2.1.4.2 Carottage long

Le carottage long nécessite une quantité de matériel technique plus importante consistant en une plateforme de carottage de type UWITEC avec piston stationnaire. Le carottage se fait depuis une barge munie d’un tripode permettant de remonter les carottes sur la plateforme. Seul le lac de Lauvitel a été carotté avec cette méthode. Trois carottiers différents ont été utilisés (en 90 non chemisé, en 63 chemisé, et en 90 chemisé) pour prélever 16 sections de 3 mètres de long au total dans la zone de dépôt centre, qui ont été recoupées au laboratoire en vue de permettre une

meilleure manipulation lors des analyses. Lors de ce prélèvement, il a fallu six sites différents pour obtenir un recouvrement convenable. Ce recouvrement est nécessaire et consiste à décaler les carottes prélevées dans les différents trous d’environ 1 m de profondeur, afin d’obtenir la séquence sédimentaire en entier et combler ainsi l’interruption entre les différentes sections causée par la méthode de carottage. Ce dernier a été perturbé par de nombreux niveaux à graviers, blocs voire même à bois qui ont empêché la bonne progression du carottier dans le sédiment du lac.

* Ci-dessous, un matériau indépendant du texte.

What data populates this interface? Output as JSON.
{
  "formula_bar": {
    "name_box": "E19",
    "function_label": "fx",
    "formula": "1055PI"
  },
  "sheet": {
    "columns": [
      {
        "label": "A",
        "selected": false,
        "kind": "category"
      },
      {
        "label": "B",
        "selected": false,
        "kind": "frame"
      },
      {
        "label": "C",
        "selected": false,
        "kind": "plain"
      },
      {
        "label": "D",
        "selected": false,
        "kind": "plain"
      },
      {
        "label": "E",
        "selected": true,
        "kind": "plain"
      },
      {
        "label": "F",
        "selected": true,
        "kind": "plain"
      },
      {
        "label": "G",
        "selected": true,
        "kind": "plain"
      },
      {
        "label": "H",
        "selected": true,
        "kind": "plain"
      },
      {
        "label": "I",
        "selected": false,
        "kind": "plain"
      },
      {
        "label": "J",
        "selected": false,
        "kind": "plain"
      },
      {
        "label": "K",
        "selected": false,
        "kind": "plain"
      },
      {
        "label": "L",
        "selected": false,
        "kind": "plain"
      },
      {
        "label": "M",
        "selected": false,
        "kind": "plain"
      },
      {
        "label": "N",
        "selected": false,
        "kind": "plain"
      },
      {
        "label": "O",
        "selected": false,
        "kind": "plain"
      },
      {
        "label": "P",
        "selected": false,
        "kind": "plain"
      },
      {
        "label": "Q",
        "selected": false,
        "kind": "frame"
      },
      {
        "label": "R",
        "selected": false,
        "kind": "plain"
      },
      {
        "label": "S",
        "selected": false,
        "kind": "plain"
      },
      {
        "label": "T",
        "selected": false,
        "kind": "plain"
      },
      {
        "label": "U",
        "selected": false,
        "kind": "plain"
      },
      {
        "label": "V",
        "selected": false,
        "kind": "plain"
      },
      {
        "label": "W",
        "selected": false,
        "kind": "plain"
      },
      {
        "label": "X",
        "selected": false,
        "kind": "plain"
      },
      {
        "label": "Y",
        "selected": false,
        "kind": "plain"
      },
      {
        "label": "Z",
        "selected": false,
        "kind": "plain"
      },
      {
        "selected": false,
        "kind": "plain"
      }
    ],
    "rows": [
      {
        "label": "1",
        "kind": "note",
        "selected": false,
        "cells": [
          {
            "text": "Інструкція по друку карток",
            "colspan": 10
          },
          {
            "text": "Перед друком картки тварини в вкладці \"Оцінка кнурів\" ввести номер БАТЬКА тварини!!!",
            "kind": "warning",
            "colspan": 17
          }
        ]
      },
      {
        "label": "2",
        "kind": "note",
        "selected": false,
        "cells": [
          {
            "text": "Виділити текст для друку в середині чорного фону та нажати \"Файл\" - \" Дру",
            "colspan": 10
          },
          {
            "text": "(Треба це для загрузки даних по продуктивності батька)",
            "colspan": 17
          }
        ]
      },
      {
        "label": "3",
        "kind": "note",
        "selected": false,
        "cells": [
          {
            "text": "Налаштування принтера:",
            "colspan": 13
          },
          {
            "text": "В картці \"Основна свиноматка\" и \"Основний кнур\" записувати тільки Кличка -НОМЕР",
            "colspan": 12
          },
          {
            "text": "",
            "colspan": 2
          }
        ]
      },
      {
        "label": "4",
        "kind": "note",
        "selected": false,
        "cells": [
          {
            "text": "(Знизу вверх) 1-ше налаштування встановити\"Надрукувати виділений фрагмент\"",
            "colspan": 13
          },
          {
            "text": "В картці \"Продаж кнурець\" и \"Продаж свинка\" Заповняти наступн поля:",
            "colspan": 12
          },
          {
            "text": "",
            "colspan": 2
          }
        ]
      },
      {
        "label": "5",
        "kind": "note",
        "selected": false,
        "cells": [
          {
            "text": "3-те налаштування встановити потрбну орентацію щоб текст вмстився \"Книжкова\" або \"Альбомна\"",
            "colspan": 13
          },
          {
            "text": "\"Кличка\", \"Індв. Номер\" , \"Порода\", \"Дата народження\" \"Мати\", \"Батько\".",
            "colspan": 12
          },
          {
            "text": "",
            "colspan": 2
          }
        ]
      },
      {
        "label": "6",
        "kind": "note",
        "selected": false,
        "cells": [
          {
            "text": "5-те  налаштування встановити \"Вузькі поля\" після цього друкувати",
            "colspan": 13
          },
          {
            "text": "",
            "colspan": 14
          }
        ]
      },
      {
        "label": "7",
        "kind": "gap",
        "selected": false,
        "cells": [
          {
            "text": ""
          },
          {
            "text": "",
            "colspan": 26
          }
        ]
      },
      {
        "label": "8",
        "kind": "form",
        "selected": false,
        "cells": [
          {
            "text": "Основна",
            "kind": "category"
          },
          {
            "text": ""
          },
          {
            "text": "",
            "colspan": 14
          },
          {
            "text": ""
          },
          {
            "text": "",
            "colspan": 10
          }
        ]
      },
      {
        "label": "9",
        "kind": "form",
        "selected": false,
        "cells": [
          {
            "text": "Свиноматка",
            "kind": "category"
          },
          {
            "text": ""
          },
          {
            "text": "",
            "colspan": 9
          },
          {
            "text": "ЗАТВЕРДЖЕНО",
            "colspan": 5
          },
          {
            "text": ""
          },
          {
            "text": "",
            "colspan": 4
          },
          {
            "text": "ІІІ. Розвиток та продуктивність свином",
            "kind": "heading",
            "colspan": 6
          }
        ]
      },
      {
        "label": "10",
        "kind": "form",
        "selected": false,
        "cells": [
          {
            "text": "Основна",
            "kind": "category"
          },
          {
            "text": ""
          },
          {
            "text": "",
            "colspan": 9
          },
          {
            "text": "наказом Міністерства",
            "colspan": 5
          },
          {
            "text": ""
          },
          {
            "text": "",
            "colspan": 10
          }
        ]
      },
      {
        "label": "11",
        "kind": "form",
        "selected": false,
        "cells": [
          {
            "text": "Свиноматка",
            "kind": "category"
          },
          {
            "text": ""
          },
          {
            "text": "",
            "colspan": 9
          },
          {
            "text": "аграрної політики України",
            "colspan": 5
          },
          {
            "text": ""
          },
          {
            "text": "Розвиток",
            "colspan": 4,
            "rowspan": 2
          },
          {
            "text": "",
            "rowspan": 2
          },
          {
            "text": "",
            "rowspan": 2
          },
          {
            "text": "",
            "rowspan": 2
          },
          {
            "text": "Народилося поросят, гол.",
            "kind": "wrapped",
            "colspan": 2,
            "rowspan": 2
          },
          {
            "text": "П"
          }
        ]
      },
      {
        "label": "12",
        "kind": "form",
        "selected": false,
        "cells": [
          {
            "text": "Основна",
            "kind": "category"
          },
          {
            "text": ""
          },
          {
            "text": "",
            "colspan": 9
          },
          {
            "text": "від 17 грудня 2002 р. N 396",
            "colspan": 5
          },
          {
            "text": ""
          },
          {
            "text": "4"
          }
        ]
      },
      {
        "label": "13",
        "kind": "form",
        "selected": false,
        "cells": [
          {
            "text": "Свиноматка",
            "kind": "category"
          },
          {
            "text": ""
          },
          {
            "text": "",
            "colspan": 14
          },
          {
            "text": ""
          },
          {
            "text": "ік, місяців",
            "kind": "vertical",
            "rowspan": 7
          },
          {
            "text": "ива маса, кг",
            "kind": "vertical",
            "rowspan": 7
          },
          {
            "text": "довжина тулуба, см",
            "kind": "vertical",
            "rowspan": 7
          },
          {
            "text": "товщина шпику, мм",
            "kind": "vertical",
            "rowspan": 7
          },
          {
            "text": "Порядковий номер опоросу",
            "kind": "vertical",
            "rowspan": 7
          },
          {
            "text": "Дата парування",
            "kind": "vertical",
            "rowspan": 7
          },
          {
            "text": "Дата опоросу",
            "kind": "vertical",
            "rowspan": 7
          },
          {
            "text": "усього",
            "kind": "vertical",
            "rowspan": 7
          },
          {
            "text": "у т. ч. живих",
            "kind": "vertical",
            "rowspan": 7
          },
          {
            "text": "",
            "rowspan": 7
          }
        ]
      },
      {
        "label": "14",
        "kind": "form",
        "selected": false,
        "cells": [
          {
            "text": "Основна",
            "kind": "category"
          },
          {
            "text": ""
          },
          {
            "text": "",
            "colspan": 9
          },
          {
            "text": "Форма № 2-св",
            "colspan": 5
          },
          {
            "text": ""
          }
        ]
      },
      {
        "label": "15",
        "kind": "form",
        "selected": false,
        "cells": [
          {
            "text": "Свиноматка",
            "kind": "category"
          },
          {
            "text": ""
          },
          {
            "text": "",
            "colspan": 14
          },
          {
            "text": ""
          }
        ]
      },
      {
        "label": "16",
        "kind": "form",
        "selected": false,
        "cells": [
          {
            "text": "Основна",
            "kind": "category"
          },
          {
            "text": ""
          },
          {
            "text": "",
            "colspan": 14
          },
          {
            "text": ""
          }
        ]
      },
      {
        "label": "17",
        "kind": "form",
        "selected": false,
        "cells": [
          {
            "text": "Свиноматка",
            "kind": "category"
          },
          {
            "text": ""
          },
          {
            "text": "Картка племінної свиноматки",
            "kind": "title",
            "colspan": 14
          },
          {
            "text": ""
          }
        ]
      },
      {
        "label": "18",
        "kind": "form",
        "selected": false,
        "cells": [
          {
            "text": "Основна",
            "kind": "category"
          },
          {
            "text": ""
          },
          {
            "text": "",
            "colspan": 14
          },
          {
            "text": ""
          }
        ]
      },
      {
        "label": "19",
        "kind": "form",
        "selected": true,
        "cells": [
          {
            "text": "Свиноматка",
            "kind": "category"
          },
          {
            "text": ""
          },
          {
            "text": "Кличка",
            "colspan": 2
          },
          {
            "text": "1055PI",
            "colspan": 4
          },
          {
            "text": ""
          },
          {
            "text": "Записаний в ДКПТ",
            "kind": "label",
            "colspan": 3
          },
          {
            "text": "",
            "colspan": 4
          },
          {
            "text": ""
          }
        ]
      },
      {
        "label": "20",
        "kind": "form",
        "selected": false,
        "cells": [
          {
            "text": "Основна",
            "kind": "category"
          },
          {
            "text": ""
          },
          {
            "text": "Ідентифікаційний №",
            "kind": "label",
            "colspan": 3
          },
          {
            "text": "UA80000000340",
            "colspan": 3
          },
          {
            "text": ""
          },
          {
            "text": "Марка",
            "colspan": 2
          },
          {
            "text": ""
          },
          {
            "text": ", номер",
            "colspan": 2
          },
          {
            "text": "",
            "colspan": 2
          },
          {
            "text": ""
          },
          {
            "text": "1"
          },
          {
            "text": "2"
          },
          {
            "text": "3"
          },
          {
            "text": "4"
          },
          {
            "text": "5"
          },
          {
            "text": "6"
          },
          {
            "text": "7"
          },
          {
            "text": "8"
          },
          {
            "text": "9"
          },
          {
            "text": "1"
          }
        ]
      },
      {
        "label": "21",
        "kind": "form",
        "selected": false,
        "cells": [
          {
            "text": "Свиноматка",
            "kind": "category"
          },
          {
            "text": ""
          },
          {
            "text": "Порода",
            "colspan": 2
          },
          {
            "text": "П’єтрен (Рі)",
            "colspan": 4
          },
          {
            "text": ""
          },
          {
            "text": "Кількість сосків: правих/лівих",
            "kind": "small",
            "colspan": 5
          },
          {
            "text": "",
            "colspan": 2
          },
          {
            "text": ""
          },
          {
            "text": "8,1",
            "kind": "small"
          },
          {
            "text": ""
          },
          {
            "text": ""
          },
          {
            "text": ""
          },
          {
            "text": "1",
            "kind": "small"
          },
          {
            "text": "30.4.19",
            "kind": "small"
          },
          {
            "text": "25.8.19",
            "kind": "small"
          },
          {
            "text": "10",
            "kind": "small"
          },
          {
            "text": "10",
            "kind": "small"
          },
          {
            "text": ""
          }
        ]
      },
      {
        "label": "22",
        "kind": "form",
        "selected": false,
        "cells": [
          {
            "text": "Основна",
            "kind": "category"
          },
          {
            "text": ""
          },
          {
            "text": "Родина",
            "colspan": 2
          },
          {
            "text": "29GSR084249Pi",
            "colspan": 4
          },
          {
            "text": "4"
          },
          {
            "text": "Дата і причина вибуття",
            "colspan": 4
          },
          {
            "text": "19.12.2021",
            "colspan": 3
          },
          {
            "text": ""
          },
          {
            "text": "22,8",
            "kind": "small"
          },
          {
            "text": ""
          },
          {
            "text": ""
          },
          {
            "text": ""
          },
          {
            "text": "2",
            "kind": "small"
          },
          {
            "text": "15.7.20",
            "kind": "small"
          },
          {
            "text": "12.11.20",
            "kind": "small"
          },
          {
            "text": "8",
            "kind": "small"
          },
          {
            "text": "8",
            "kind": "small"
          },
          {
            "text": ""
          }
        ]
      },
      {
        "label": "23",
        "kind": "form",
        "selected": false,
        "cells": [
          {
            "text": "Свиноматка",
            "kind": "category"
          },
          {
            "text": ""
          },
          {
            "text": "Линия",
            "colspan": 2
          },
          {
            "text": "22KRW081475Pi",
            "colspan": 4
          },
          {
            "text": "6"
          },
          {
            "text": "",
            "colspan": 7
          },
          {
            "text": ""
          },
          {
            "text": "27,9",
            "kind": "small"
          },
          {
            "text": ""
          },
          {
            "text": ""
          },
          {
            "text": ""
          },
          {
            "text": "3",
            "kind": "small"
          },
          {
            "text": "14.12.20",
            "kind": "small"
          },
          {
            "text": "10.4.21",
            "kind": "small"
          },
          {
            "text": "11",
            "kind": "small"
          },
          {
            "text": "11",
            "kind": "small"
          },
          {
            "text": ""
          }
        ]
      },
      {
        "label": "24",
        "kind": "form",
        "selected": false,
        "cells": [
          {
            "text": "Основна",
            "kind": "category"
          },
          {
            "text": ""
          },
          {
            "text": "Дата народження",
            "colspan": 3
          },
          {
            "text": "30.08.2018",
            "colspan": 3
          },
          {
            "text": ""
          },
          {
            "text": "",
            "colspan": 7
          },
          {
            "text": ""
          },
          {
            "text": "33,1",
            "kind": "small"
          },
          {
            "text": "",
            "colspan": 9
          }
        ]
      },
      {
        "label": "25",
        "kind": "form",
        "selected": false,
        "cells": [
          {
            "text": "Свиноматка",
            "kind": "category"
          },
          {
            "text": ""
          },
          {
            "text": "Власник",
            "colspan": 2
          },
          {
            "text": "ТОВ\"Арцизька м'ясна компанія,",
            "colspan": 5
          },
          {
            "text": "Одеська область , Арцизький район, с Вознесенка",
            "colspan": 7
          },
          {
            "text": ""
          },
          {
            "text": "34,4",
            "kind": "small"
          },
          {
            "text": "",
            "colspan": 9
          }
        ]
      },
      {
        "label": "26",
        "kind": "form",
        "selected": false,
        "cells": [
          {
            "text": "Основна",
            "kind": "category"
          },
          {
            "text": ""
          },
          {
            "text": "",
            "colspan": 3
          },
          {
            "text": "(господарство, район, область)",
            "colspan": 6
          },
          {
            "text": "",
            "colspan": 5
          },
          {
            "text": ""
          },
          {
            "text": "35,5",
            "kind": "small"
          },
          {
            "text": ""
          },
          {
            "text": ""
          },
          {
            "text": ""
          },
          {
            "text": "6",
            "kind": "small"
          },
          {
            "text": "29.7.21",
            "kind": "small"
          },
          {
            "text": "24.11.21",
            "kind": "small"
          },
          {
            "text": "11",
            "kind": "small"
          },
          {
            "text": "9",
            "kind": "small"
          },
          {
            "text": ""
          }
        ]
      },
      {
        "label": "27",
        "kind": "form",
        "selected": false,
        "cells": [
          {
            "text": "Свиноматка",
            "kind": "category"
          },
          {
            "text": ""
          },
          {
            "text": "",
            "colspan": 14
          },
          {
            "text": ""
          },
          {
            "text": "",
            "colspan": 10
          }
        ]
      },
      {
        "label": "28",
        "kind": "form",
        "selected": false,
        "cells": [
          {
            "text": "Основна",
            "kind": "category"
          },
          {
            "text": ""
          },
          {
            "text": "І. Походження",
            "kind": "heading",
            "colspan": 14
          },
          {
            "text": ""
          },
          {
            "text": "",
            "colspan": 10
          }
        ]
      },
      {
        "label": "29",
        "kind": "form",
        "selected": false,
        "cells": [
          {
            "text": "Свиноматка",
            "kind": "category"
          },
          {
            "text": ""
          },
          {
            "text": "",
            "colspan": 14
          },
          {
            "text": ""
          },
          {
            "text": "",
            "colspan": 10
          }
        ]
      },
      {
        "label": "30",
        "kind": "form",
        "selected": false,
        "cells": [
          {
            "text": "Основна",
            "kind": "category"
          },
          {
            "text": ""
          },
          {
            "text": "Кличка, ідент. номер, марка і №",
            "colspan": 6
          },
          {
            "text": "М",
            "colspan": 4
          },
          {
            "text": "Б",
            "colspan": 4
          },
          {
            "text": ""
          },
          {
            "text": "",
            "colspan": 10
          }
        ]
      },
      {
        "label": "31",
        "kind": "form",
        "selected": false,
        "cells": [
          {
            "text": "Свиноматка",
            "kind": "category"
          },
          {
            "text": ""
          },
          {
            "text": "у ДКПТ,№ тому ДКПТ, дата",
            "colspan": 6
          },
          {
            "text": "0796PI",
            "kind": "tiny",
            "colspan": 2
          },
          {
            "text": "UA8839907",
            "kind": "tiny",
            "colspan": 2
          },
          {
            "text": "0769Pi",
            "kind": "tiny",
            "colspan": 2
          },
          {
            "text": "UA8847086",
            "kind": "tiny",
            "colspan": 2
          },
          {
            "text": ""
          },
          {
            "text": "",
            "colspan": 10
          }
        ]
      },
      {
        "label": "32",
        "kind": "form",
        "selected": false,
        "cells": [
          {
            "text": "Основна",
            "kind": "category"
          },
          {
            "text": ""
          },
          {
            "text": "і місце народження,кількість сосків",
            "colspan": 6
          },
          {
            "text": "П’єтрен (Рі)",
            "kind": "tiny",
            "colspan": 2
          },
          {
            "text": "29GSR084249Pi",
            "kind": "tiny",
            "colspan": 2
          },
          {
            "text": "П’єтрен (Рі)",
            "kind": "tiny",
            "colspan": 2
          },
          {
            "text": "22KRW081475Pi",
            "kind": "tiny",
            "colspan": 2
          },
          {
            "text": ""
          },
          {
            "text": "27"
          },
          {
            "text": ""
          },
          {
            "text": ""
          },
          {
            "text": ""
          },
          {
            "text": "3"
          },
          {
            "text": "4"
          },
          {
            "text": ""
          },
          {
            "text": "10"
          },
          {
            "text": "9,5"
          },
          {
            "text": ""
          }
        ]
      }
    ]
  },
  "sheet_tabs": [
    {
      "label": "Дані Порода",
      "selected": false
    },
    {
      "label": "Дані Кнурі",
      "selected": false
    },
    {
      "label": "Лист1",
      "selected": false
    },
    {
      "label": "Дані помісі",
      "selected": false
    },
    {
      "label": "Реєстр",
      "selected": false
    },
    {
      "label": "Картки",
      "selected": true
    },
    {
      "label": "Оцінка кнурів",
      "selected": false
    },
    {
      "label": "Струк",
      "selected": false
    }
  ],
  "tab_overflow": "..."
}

Figure 2-8 : Schéma de carottage long du lac de Lauvitel, le zéro correspond à l’interface eau-sédiment.

2.1.5 Prélèvement sur le bassin versant

Dans le cadre de cette étude nous avons prélevé des échantillons provenant du bassin versant en vue de comparer la composition géochimique et la granulométrie avec les sédiments déposés dans le lac. Cette opération a pour but de déterminer les sources potentielles de sédiment et leur composition chimique. Dans un premier temps, les sédiments accumulés sur les zones d’entrée des ruisseaux dans le lac ont été prélevés sans distinction granulométrique. Dans un second temps, nous avons effectué dans le bassin versant du Lauvitel des tranchées pédologiques afin de caractériser les différences spatiales que l’on peut retrouver. Les sols peuvent être des contributeurs non négligeables du sédiment se déposant dans le lac. Le type de sol rencontré est lié à la présence de végétation et au type de substrat. Pour déterminer ces paramètres, nous avons effectué une description de la végétation environnante des tranchées et par ailleurs des mesures

de géochimie sur le terrain ont été effectuées à l’aide à l’aide d’un pistolet à fluorescence X (S1 Titan, Bruker) sur les roches retrouvées sur place.